Di samping itu, kami pun sadar bahwa Psikologi Islami adalah suatu disiplin yang masih sangat muda, dan konsep-konsep yang terbangun belum tersistematisasi dengan baik. Oleh karena itu sejauh ini konsep dasar Psikologi Islami pun masih beragam sekali wujudnya.
Terakhir, secara sederhana dapat kami katakan bahwa Psikologi Islami menurut kami merupakan keharusan sejaran, namun kami serahkan kepada sejarah untuk mencatat apakah disiplin ini akan mengedepan dan menjadi tonggak penting atau akan tertelan begitu saja oleh arus sejarah.
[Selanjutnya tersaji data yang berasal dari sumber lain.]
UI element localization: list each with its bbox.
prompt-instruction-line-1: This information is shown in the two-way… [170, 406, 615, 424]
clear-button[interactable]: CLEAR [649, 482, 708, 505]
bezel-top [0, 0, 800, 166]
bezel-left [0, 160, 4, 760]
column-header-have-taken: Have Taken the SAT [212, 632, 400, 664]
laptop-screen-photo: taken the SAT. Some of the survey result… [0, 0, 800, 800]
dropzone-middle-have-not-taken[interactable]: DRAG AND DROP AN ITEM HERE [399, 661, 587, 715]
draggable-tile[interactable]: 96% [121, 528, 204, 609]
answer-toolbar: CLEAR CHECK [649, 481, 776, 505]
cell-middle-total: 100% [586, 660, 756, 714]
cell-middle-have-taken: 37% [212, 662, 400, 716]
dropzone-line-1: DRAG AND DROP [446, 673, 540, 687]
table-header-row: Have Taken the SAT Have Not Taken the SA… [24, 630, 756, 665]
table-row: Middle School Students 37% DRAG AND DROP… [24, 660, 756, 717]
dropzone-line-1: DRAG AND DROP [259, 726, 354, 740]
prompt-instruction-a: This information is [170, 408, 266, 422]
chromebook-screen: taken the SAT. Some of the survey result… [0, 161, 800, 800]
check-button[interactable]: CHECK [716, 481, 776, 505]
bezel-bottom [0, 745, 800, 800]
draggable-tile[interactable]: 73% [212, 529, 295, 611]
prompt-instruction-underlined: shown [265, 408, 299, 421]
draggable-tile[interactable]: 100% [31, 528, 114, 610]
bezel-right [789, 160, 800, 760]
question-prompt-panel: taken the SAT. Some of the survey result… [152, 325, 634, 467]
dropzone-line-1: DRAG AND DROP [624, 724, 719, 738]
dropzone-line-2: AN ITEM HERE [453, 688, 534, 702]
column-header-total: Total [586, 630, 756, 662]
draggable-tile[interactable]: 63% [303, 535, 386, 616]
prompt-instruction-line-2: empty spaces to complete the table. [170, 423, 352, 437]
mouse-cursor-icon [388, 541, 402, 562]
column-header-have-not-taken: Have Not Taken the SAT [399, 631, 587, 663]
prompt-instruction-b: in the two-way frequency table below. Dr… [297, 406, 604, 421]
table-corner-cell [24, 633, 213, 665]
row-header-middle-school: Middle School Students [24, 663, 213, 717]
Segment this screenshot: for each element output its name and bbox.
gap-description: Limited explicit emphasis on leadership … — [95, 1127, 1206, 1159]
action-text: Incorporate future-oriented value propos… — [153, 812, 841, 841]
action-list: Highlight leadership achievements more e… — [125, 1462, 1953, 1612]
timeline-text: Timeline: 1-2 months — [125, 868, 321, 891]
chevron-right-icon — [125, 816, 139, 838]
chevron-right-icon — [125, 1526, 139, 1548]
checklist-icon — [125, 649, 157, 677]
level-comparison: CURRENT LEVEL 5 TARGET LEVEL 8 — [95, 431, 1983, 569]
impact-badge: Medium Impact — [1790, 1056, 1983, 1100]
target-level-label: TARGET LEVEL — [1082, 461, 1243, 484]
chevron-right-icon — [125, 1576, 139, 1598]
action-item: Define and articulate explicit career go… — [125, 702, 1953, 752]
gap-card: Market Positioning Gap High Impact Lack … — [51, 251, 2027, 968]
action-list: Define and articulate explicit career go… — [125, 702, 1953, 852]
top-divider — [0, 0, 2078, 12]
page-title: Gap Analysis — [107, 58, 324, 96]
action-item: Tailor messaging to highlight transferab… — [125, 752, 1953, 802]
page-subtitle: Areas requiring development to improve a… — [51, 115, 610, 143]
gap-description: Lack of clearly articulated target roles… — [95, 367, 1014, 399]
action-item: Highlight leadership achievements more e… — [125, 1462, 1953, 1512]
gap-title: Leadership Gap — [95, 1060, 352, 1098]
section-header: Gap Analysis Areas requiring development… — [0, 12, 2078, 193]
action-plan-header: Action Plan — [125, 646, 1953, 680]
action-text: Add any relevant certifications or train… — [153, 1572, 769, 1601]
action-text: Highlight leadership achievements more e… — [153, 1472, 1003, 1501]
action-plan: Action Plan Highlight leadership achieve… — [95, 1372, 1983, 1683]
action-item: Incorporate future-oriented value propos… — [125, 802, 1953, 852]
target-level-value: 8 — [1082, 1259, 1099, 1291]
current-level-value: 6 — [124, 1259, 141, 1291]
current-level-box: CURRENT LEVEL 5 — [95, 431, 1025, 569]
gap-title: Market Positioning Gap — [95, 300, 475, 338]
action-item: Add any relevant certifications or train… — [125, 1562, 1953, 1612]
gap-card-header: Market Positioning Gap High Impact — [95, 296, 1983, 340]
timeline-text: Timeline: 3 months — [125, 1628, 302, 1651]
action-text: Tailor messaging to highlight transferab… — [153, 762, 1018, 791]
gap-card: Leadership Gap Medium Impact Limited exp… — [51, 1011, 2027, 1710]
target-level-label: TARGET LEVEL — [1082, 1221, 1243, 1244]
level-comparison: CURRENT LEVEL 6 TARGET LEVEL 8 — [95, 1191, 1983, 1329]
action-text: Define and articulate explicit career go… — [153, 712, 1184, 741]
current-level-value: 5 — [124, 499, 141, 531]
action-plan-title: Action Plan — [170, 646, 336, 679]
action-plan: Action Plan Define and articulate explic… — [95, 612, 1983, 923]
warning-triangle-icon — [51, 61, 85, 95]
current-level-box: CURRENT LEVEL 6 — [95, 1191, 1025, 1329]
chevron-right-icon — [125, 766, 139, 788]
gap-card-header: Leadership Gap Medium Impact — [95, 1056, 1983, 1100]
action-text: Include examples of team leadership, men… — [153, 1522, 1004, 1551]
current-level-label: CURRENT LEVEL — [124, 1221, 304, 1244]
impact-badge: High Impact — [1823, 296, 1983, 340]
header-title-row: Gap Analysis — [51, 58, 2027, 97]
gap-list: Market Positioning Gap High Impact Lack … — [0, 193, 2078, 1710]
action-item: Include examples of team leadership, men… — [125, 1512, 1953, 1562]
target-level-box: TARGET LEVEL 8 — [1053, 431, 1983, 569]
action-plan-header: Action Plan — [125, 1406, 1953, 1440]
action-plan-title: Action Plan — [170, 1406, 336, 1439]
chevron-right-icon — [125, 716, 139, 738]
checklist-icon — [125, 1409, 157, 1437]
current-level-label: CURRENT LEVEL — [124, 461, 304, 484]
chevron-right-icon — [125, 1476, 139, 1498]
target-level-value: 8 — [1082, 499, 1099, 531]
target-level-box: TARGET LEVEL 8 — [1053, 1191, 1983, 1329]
Menurut pandangan kami, konsep apapun yang ditawarkan orang selalu layak untuk deperhitungkan, dikritisi untuk akhirnya diterima atau ditolak. Adalah hak kita sepenuhnya membangun Psikologi Islami. Dan, adalah hak mereka sepenuhnya untuk melahirkan Psikologi transpersonal, Indigenous psychology, Psikologi indonesia, Psikologi kristiani, Psikologi budha, dan sejinisnya. Apapun yang dilahirkan orang, setidaknya akan memperkaya khazana ilmu; dan sejarahlah yang akan membuktikan ketangguhannya.
Semoga Psikologi Islami: konsep, pendekatan dan penerapannya, membawa perubahan bagi peningkatan kesejahteraan dan kualitas manusia, mampu membuktikan ketangguhan dalam arus gelombang sejarah, dan lebih dari semua itu diridahai Allah.